The first day’s work unloading the car was uneventful. On the second day, after plaintiff and Antoine had completed their day’s work, they were attempting to close the door when the accident happened. They had attempted to close the door by hand, but were unable to do so. They backed the truck they were loading as close to the boxcar as possible and parallel to it. After attaching a chain from the door to the frame of the truck, Antoine testified at the trial, that he eased off and slowly pulled the door in an attempt to close it. Before closing, the door jammed and jumped off its truck or guide and fell top first striking the plaintiff.

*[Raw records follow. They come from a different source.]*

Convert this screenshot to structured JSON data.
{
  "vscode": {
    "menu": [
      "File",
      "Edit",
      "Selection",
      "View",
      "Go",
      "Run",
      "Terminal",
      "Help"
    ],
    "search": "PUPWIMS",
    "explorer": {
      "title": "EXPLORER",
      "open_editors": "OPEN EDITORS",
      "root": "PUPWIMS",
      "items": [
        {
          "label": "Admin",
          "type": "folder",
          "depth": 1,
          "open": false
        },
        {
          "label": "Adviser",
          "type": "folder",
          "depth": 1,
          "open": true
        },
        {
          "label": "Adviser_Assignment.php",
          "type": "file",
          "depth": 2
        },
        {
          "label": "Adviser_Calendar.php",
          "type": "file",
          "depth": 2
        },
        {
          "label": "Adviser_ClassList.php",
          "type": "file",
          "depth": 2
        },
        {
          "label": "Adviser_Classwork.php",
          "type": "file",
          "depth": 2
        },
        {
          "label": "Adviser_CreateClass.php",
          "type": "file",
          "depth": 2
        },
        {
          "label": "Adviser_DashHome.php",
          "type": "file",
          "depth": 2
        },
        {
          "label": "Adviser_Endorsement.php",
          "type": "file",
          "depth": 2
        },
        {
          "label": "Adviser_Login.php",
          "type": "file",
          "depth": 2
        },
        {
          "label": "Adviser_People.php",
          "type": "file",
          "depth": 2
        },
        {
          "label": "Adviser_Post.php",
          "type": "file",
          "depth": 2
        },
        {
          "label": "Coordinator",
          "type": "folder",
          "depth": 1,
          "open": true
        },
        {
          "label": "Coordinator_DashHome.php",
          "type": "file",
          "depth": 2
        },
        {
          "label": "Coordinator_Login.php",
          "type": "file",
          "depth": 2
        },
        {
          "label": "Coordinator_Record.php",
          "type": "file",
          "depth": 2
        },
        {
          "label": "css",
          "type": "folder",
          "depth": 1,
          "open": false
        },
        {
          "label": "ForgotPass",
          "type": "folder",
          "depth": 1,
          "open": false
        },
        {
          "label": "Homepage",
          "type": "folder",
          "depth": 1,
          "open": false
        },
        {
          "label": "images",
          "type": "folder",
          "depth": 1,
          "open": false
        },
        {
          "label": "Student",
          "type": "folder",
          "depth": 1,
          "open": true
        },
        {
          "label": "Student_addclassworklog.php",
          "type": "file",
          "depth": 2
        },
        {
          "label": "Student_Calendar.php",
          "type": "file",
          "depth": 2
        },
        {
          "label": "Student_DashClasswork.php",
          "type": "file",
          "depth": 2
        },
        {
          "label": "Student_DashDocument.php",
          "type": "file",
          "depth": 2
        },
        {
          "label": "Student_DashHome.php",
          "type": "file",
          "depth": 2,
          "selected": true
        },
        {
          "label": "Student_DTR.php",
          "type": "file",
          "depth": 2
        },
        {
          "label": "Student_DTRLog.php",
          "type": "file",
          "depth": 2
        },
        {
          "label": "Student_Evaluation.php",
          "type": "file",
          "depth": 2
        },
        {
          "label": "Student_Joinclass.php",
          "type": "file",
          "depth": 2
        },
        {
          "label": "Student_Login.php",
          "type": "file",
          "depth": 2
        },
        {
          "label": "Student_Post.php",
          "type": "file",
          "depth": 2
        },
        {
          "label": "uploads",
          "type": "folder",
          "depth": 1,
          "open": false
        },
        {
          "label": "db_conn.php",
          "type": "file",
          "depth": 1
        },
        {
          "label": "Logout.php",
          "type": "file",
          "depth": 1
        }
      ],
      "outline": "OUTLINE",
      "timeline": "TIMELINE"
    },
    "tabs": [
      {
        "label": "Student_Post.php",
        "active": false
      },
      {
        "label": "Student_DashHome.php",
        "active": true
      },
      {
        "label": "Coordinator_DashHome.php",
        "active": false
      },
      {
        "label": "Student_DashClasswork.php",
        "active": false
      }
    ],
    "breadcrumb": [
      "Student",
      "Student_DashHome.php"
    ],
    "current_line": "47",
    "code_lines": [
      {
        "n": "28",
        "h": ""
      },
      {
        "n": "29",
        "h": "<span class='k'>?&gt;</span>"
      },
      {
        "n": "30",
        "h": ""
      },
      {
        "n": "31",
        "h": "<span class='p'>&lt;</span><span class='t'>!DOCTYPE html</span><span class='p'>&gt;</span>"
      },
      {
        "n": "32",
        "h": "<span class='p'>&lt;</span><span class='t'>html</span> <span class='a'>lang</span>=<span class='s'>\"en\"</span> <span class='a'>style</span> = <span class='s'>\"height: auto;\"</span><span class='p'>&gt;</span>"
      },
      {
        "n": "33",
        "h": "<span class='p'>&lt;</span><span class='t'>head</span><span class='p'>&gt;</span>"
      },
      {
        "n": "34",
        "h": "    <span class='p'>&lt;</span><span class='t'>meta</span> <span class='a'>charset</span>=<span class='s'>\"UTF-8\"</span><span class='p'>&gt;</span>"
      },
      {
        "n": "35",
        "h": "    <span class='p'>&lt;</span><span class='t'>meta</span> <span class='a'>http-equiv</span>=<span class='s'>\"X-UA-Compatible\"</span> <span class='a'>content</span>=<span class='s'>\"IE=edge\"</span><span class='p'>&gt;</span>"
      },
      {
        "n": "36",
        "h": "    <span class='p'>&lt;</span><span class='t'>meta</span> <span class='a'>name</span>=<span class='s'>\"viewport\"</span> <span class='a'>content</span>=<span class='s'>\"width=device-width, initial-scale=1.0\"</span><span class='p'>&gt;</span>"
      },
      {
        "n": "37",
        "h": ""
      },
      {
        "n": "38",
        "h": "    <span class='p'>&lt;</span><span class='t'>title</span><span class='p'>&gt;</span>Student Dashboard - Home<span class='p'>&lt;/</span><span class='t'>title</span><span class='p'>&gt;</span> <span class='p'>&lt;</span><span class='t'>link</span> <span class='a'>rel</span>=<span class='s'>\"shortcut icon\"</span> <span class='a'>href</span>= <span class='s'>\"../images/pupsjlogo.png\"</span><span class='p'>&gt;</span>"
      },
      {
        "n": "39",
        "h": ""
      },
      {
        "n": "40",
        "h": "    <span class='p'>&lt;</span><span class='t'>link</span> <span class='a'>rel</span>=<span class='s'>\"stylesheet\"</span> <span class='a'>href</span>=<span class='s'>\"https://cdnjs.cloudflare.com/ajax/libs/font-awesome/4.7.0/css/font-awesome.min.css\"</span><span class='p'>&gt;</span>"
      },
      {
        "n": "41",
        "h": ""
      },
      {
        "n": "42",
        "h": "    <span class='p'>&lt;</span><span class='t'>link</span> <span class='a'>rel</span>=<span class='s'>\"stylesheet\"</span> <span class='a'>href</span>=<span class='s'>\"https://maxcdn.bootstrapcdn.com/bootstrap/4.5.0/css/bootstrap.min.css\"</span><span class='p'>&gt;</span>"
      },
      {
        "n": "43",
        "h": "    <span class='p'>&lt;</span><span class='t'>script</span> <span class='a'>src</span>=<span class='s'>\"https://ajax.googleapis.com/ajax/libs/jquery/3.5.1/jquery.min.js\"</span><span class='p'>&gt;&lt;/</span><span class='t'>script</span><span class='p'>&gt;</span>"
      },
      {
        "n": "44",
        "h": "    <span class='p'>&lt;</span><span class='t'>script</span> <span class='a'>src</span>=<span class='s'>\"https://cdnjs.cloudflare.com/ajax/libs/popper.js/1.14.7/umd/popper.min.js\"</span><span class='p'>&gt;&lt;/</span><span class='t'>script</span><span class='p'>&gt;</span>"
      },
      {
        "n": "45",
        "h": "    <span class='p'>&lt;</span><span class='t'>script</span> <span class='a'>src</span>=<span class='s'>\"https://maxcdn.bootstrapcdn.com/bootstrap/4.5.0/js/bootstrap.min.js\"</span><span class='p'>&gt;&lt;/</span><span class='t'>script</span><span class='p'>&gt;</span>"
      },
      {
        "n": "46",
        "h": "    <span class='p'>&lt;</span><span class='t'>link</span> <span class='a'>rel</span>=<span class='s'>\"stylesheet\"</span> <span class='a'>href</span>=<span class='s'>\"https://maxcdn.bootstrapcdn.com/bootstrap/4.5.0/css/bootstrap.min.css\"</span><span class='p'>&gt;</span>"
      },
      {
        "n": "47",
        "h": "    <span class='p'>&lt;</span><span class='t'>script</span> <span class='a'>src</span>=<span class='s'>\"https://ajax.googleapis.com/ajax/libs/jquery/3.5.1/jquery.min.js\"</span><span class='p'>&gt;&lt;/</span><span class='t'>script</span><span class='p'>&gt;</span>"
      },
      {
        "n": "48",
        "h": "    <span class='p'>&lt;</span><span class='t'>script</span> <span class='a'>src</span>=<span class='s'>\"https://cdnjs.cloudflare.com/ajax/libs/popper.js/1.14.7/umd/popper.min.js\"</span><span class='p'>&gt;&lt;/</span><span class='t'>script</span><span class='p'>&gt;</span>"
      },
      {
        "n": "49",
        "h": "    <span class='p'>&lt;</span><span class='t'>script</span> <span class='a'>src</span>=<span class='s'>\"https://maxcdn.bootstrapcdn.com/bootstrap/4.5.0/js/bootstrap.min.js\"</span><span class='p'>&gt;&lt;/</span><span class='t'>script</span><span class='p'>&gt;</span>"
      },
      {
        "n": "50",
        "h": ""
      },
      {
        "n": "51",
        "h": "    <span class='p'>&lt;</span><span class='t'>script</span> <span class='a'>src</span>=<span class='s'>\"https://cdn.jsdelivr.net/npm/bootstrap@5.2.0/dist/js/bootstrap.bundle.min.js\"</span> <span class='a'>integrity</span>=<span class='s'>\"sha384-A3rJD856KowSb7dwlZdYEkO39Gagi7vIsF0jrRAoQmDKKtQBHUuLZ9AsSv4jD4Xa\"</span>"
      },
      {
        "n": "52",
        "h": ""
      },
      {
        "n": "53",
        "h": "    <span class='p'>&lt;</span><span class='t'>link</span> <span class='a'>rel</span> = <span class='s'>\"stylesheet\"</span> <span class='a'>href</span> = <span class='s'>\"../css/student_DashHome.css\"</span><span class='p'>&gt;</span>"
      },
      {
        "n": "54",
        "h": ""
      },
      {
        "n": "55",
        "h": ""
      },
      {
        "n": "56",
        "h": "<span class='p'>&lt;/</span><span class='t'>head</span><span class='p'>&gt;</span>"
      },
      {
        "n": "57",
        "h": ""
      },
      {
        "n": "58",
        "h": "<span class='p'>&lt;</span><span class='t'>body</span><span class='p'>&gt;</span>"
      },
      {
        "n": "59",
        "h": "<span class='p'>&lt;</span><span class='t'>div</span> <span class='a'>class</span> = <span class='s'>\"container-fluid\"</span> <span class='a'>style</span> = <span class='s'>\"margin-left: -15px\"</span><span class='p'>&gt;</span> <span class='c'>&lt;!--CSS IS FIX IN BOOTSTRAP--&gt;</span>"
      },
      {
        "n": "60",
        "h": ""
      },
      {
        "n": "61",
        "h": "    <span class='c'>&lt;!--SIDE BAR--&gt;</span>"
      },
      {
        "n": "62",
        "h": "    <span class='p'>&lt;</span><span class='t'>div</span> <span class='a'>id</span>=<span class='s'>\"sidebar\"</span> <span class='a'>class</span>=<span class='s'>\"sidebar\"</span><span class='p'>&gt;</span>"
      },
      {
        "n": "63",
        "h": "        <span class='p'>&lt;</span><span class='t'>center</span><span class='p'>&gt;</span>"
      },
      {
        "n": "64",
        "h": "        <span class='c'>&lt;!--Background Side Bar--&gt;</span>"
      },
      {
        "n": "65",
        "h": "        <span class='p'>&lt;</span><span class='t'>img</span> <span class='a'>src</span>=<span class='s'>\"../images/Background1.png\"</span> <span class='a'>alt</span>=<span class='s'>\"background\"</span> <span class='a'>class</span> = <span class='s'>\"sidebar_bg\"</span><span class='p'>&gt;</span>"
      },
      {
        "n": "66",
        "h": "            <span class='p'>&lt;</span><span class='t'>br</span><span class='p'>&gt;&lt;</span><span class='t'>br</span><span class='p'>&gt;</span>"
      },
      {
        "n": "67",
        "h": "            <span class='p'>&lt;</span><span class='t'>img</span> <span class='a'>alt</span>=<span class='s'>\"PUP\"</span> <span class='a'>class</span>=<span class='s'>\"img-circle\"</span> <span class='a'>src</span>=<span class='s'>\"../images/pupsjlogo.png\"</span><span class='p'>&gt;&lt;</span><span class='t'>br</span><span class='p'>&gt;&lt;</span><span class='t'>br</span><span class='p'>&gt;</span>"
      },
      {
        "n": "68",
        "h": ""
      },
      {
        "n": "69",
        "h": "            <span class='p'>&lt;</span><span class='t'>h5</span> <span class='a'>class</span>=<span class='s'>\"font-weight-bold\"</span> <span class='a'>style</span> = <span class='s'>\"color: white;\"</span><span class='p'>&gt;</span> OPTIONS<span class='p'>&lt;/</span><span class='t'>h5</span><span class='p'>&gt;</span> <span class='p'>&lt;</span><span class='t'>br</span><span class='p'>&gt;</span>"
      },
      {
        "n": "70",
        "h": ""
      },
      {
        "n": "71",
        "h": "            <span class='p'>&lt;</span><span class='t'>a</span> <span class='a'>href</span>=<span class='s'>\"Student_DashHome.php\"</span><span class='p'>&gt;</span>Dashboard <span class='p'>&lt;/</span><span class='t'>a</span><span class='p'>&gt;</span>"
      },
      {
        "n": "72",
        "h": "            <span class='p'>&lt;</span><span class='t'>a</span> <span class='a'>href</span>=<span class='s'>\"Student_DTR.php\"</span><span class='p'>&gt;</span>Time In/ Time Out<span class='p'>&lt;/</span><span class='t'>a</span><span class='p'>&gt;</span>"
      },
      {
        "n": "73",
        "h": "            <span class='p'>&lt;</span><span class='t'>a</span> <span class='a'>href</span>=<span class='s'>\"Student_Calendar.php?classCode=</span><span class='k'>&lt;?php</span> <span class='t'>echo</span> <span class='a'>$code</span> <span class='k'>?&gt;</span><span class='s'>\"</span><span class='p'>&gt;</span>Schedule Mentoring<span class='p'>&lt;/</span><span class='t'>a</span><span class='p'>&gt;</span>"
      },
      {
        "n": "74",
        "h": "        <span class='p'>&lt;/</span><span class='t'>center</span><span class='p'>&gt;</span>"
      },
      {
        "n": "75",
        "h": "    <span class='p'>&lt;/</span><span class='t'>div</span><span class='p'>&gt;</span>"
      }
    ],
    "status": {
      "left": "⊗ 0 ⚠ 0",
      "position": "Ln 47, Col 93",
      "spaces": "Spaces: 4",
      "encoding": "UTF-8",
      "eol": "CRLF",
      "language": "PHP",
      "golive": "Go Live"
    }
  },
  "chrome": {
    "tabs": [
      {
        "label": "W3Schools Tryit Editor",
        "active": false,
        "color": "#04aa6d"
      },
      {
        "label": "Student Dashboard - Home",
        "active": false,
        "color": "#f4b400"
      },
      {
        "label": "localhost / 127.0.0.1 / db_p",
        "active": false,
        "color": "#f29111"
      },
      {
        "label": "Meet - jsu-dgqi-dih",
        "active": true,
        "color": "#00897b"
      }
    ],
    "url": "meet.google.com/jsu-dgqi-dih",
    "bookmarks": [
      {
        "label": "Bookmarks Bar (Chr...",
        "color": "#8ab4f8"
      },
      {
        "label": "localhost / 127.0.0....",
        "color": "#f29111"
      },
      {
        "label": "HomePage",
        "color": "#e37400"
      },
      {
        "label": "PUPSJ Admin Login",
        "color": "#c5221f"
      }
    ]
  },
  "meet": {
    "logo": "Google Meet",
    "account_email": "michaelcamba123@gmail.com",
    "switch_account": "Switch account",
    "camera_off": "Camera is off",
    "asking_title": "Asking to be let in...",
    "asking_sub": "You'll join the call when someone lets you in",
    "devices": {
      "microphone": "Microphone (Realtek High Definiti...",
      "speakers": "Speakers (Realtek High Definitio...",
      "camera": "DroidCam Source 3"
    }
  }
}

In a deposition some two and one-half years earlier, Antoine described the same activities as follows:
“Page 61, Line 26:
‘A. No, Sir, I couldn’t see no reason how that door did jump off like it did because we—
Q. Do you know how—
A. I looked up at the top of it and checked the bottom of it too but some parts of these — -these doors where they go in there — where them lower rollers go through, some— some parts of it have been sprung already, and the roller probably gets jammed there, I guess, and won’t— just won’t roll no further.’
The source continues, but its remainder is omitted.